54.華麗なる血色の檻
「理解ができない・・・・・・まったく常軌を逸しているな・・・・・・」
彼らから少し離れた場所に立ったまま、魔術師紅は呟いた。
「同感です紅様」
桃花は紅の傍らに立ってささやいた。喉の傷は跡形もなくなっている。砂映の脅迫に対する紅の発言については、桃花はほとんど耳に入っていなかった。耳に入っていたとしても、さして影響はなかったかもしれないが。

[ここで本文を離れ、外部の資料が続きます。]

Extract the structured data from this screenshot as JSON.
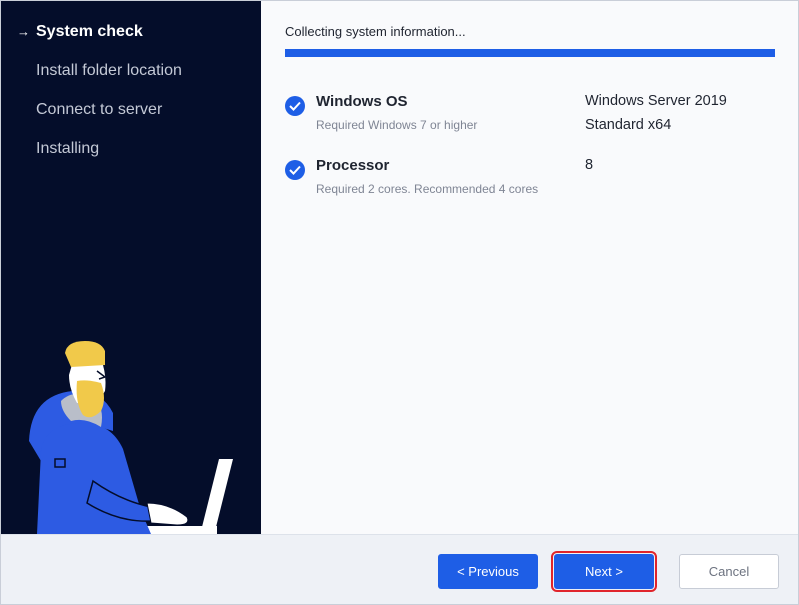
{
  "sidebar": {
    "steps": [
      {
        "label": "System check",
        "active": true
      },
      {
        "label": "Install folder location",
        "active": false
      },
      {
        "label": "Connect to server",
        "active": false
      },
      {
        "label": "Installing",
        "active": false
      }
    ],
    "active_marker": "→"
  },
  "main": {
    "status": "Collecting system information...",
    "progress_percent": 100,
    "checks": [
      {
        "title": "Windows OS",
        "requirement": "Required Windows 7 or higher",
        "value": "Windows Server 2019 Standard x64",
        "icon": "check-circle-icon"
      },
      {
        "title": "Processor",
        "requirement": "Required 2 cores. Recommended 4 cores",
        "value": "8",
        "icon": "check-circle-icon"
      }
    ]
  },
  "footer": {
    "previous_label": "< Previous",
    "next_label": "Next >",
    "cancel_label": "Cancel"
  },
  "colors": {
    "sidebar_bg": "#040d2a",
    "accent": "#1e5ee6",
    "highlight_border": "#e0242b"
  }
}
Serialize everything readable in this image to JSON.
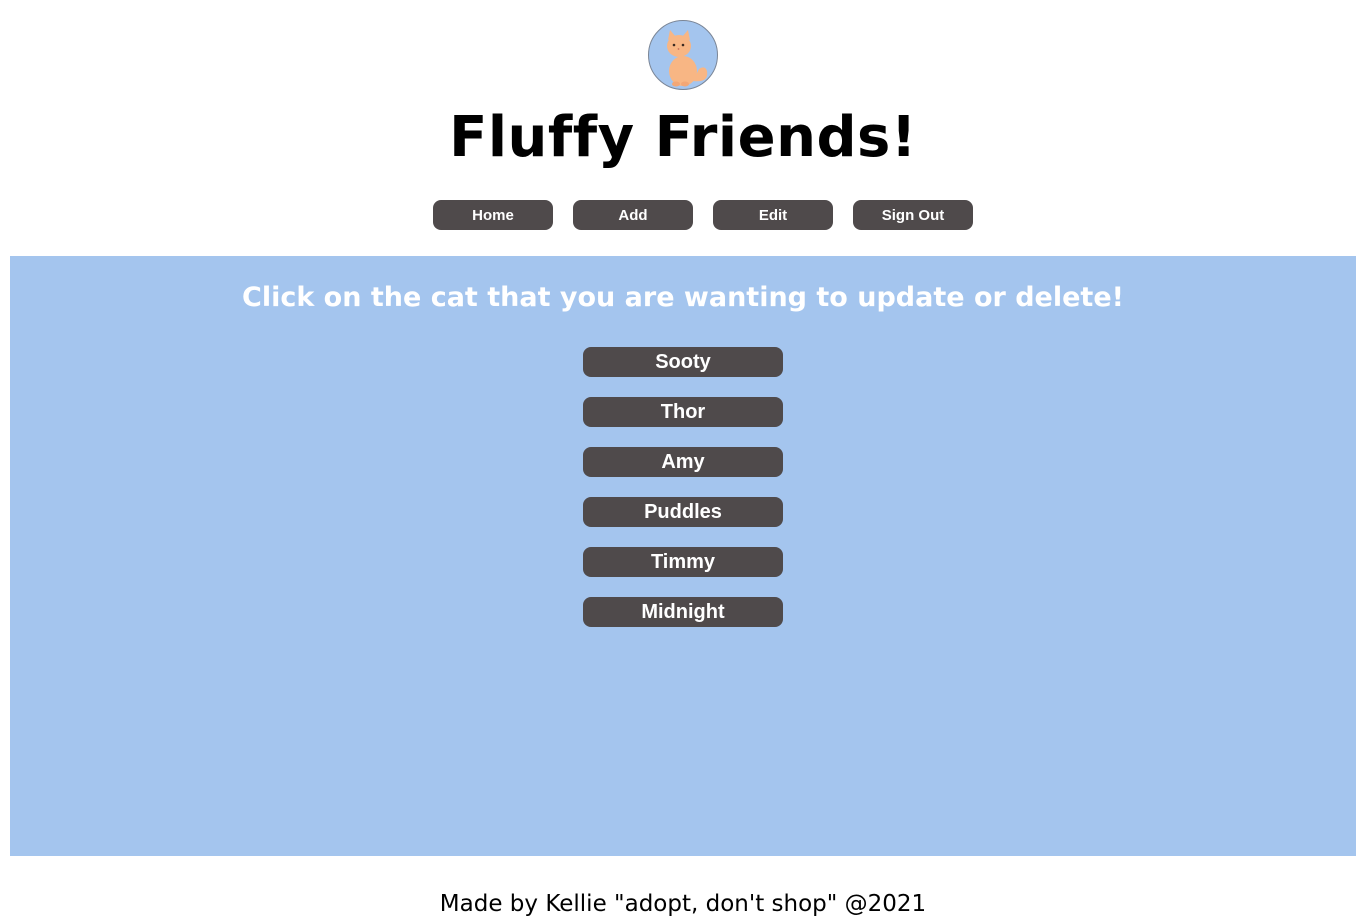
{
  "header": {
    "logo_icon": "cat-logo-icon",
    "title": "Fluffy Friends!"
  },
  "nav": {
    "items": [
      {
        "label": "Home"
      },
      {
        "label": "Add"
      },
      {
        "label": "Edit"
      },
      {
        "label": "Sign Out"
      }
    ]
  },
  "main": {
    "instruction": "Click on the cat that you are wanting to update or delete!",
    "cats": [
      {
        "name": "Sooty"
      },
      {
        "name": "Thor"
      },
      {
        "name": "Amy"
      },
      {
        "name": "Puddles"
      },
      {
        "name": "Timmy"
      },
      {
        "name": "Midnight"
      }
    ]
  },
  "footer": {
    "text": "Made by Kellie \"adopt, don't shop\" @2021"
  },
  "colors": {
    "panel_background": "#a4c5ee",
    "button_background": "#4f4a4b",
    "button_text": "#ffffff",
    "cat_fill": "#f8b684"
  }
}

「この状況でこの私を無視するだと。黙って様子を見ていれば」
だから私は魔道士雷夜が嫌いなんだ、と紅が吐き捨てる。
同感です、と桃花はささやく。
「魔道士雷夜!」
改めて大きな声で、魔術師紅は呼ばわった。
儀礼的な段取り。体裁というものは重要である。
「私は魔術師紅」
形式に則って名乗りを上げる。
それなのに魔道士雷夜は施術の片手間で顔を上げると、「それは知っているが」と短く答えた。その空気の読めなさに、紅はますます苛立ちを募らせる。

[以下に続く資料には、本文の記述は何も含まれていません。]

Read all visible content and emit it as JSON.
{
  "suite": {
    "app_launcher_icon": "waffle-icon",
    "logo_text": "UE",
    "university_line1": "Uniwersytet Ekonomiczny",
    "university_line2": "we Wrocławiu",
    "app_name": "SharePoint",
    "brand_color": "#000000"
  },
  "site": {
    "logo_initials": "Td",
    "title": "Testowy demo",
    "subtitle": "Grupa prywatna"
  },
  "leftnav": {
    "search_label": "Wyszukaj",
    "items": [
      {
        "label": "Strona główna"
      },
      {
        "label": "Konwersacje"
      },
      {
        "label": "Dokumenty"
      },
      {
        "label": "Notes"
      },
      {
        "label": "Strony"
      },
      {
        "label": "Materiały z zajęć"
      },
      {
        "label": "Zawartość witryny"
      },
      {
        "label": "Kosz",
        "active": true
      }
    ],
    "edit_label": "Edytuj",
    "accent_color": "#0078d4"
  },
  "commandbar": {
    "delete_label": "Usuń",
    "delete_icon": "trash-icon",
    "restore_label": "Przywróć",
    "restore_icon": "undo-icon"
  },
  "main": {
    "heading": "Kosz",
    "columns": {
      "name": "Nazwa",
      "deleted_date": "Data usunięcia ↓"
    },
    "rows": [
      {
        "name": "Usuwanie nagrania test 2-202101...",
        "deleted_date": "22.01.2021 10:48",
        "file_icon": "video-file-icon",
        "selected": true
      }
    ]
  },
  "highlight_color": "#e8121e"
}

「『魔精空間』で名乗りを上げる意味がわかっていないのか!」
「ん?ああ、決闘か?」
雷夜もようやく気づいて問い返す。
古来、魔術協会ができるずっと前から、血の気の多い者たちが、本来魔獣退治のために用いられてきた黒魔法(黒魔術)を、人間同士でぶつけあう「決闘」はなされていた。物理暴力での決闘は後遺症や致死の問題があったが、魔精面を傷つけ合う黒魔法の決闘は、体制さえ整っていればほぼ後腐れなく治療ができるうえに、見た目がより残酷で派手であるので観衆も楽しませることができる。魔術協会発足後、野蛮な文化だ、と禁止を促す声もないわけではなかったが、この決闘に価値を見出す黒魔術の強者の方が、魔術協会の有力者の圧倒的多数だった。一般社会の法律は、「一般人というカテゴリ内にいる大多数の人間には害がない」ことに関しては往々にして無頓着である。「魔精面」を開いていない人間は、攻撃ができないが攻撃を受ける心配もない。そういうわけで、この現代においても、「魔精面」への暴力は、ほぼ罪に問われることがない。「魔精面」の負傷は、肉体的な損傷に比べれば治りがいいとはいえ、後遺症も完全にゼロとは言い切れないし、治療せずに放置されれば当然消耗して死に至ることもある。けれどもそのあたりは大半が「事故」として処理をされており、表立ってはほぼ問題とならない。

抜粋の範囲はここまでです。